Brokenrock, you honored your wedding vows so nothing about you is diminished. Your WW is the one that failed to understand what vows mean and dishonored herself and what the rings meant. If anyone has disgraced or diminished themselves it is your WW. If your DDay is recent, it's early for you. You did nothing wrong and honored your vows so don't put yourself down for something your WW did. She chose to go out and tarnish what the rings meant.

NewMom0220 posted 12/13/2013 10:56 AM

Lostandpregnant,

It's the little things some days, isn't it?
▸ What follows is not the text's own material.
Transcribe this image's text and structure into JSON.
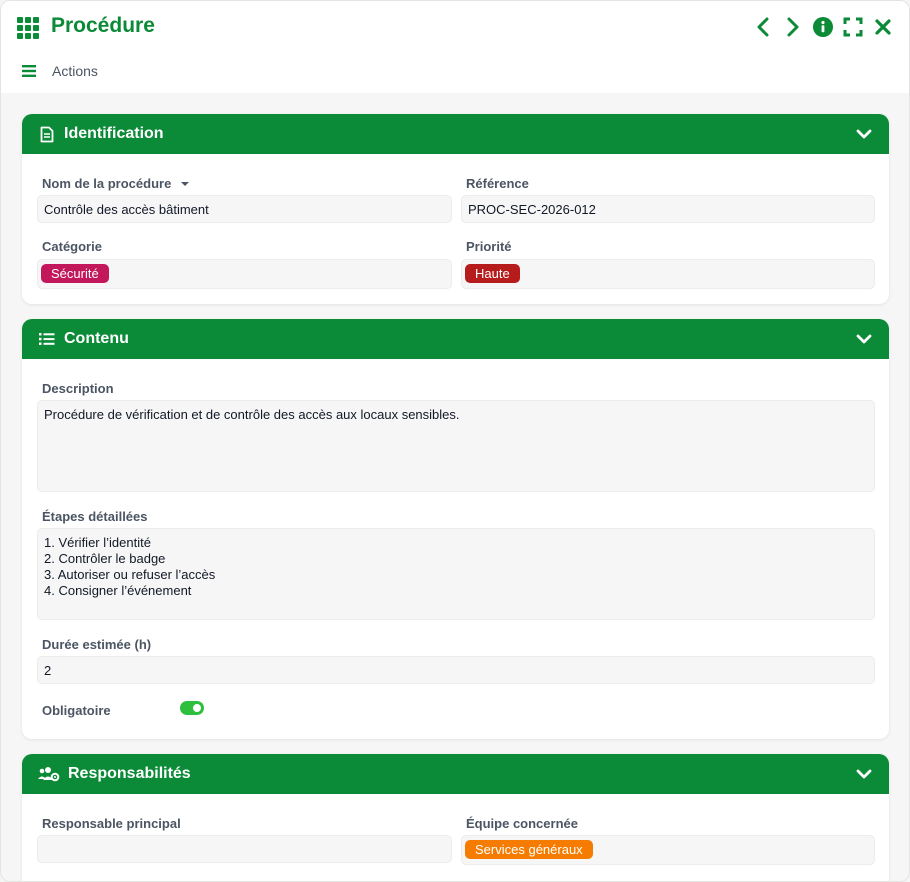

I miss my ring too, but eventually I'll buy myself a nice one to represent how I made it out of the fires of hell in one piece.

I took my rings off after DDay and never put them back on. Every once in a while I look at other married people's rings and I get a pang in my chest. I think it starts to go away with time.

Sending you hugs (((Lostandpregnant)))

[This message edited by NewMom0220 at 11:03 AM, December 13th (Friday)]

Lostandpregnant posted 12/13/2013 11:27 AM

I guess I mourn it also because we picked them together, and they were engraved with words that meant so much to me..they were one of a kind made, and I SO treasured them.

Fucking hell. Does the hurt NEVER end?

hexed posted 12/13/2013 11:52 AM

I used to do that all the time. I missed it.

I bought myself a nice pendant with my birth stone in it. I wear it almost all the time. I play with that now instead.

Thefly559 posted 12/13/2013 12:06 PM

I thought I was the only one who felt like this. Yes I too felt silly but I miss my ring . I threw it in sewer on d day. Not too smart but I was not in good shape then . I used to be so proud to wear my ring and see hers on. I hate seeing others with it now.